Ella dejó escapar un pequeño y mecánico «Ja», y se frotó la cara con la yema de los dedos, tratando de aliviar la tensión. Tuvo una súbita visión de una gran nave de guerra que se abría y lanzaba sus tripas vivientes como una especie de monstruoso semillero. Las semillas congeladas y estériles, a la deriva sin viento, se hinchaban por la descompresión y se perdían para siempre. ¿Se podía reconocer un rostro, después de eso?, se preguntó. Giró el asiento apartándose de Parnell, dando por terminada la conversación.
Un correo rápido de Barrayar los remolcó una hora después.
Lo que primero la golpeó fue el olor familiar, el aceite de metal y máquinas, apestando a ozono, el olor a armario de las naves de guerra de Barrayar. Los dos altos soldados vestidos de negro que la escoltaron, cada uno sujetando firmemente con una mano uno de sus codos, la hicieron pasar por una estrecha puerta oval para conducirla a lo que ella supuso que era la principal zona de prisiones de la gran nave. Cordelia y sus cuatro hombres fueron desnudados implacablemente, registrados con minucioso y paranoico detalle, examinados médicamente, holografiados, retinascaneados, identificados. Luego les suministraron pijamas de color naranja. Se llevaron a sus hombres por separado. A pesar de sus palabras a Parnell, a ella le asustaba de muerte la posibilidad de que los pelaran, capa a capa, en busca de una información que no tenían. Tranquila, argumentó la razón: sin duda los barrayareses los propondrían para un intercambio de prisioneros.
Los guardias se pusieron firmes. Al girarse, ella vio entrar a un oficial de alto rango. El amarillo brillante de los galones del cuello de su uniforme verde oscuro indicaban un rango que ella no había visto nunca, y con sorpresa lo identificó como el color de los vicealmirantes. Al saber lo que era, supo de inmediato quién era, y lo estudió con grave interés.
Vorrutyer, ese era su nombre. Comandante de la flota barrayaresa junto con el príncipe heredero Serg Vorbarra. Cordelia supuso que él era quien hacía el verdadero trabajo: había oído que estaba destinado a ser el próximo ministro de la Guerra de Barrayar. Así que éste era el aspecto que tenía una estrella en alza.
En cierto modo se parecía un poco a Vorkosigan, un poco más alto, aproximadamente del mismo peso pero debido menos a huesos y músculos y más a la grasa. También tenía el pelo oscuro, más rizado que el de Vorkosigan y con menos canas, y era de la misma edad, bastante más guapo. Sus ojos eran muy distintos, un profundo marrón aterciopelado enmarcado en unas largas pestañas, con diferencia los ojos más hermosos que ella había visto jamás en un hombre. Dispararon un pequeño gemido subliminal de alarma en su mente que le dijo que creía haberse enfrentado ya al miedo ese día, pero se equivocaba: esto era el miedo de verdad, miedo sin vía de escape ni esperanza; lo cual era extraño, pues deberían haberla atraído. Cordelia rompió el contacto ocular, diciéndose firmemente que la inquietud y el rechazo instantáneo eran simples nervios, y esperó.
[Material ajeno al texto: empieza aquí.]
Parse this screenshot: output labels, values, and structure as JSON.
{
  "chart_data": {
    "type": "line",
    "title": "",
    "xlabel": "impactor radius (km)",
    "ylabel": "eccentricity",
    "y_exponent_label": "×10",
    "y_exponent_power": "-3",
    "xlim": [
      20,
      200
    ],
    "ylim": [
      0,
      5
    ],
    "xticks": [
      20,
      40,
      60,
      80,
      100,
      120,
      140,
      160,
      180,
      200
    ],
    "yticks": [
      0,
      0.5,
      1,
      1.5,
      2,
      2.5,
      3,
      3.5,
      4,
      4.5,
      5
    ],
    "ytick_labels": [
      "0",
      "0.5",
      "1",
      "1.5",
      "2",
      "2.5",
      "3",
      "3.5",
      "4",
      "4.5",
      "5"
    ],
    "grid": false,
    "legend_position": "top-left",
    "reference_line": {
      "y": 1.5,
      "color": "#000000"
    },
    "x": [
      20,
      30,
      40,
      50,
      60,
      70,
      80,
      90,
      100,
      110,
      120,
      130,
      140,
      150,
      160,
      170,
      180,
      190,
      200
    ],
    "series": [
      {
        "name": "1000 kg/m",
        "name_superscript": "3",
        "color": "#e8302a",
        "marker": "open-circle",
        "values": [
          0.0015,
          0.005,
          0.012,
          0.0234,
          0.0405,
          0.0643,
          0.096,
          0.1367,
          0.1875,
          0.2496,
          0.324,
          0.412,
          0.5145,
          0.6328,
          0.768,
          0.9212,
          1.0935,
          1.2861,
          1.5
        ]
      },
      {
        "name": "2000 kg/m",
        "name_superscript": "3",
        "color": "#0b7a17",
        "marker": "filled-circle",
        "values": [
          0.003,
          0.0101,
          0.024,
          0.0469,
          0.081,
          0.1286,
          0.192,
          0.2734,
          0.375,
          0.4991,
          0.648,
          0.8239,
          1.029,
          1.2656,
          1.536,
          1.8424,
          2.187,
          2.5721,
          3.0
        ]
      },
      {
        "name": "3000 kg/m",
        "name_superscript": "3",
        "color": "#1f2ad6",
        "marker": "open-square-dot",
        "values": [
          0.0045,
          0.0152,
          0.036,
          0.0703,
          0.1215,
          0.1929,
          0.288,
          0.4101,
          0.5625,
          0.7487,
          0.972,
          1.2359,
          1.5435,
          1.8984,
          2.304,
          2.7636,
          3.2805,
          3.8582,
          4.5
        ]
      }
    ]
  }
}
—Identifíquese, betana —gruñó él. Eso le produjo una deslavazada sensación de déjà vu.
Cordelia luchó por encontrar el equilibrio; le dirigió un saludo cortante y dijo:
—Capitana Cordelia Naismith, Fuerza Expedicionaria Betana. Somos un grupo militar. Combatientes. —Él, naturalmente, no entendió el chiste.
—Ja. Desnúdenla y denle la vuelta.
Dio un paso atrás, observando. Los dos sonrientes soldados que la custodiaban obedecieron. No me gusta cómo está empezando esto… Se obligó a mostrar indiferencia, aferrándose a todas sus fuentes secretas de serenidad. Calma. Calma. Quiere ponerte nerviosa. Lo puedes ver en sus ojos, sus ojos ansiosos. Calma.
—Un poco mayor, pero valdrá. La mandaré llamar más tarde.
El guardia le arrojó el pijama. Ella se vistió despacio, para molestarlos, como un striptease inverso, con precisos movimientos adecuados para una ceremonia del té japonesa. Uno gruñó, el otro la empujó por la espalda hacia la celda. Ella sonrió agriamente ante este éxito, pensando bueno, al menos tengo este grado de control sobre mi destino. ¿Debo concederme puntos si puedo molestarlos lo suficiente para que me golpeen?
La empujaron hasta una habitación de metal pelado y la dejaron allí. Ella continuó el juego, para su propia diversión, y se arrodilló con gracia en el suelo con el mismo tipo de movimientos, el pie derecho cruzado correctamente sobre el izquierdo, las manos inmóviles sobre los muslos. El contacto le recordó la parte de su pierna izquierda que carecía de toda sensación, calor, frío, dolor, presión, legado de su último encuentro con los ejércitos de Barrayar. Entornó los ojos y dejó que su mente vagara, esperando dar a sus captores la inquietante impresión de profundas meditaciones psíquicas de aspecto peligroso. Fingir agresión era mejor que nada.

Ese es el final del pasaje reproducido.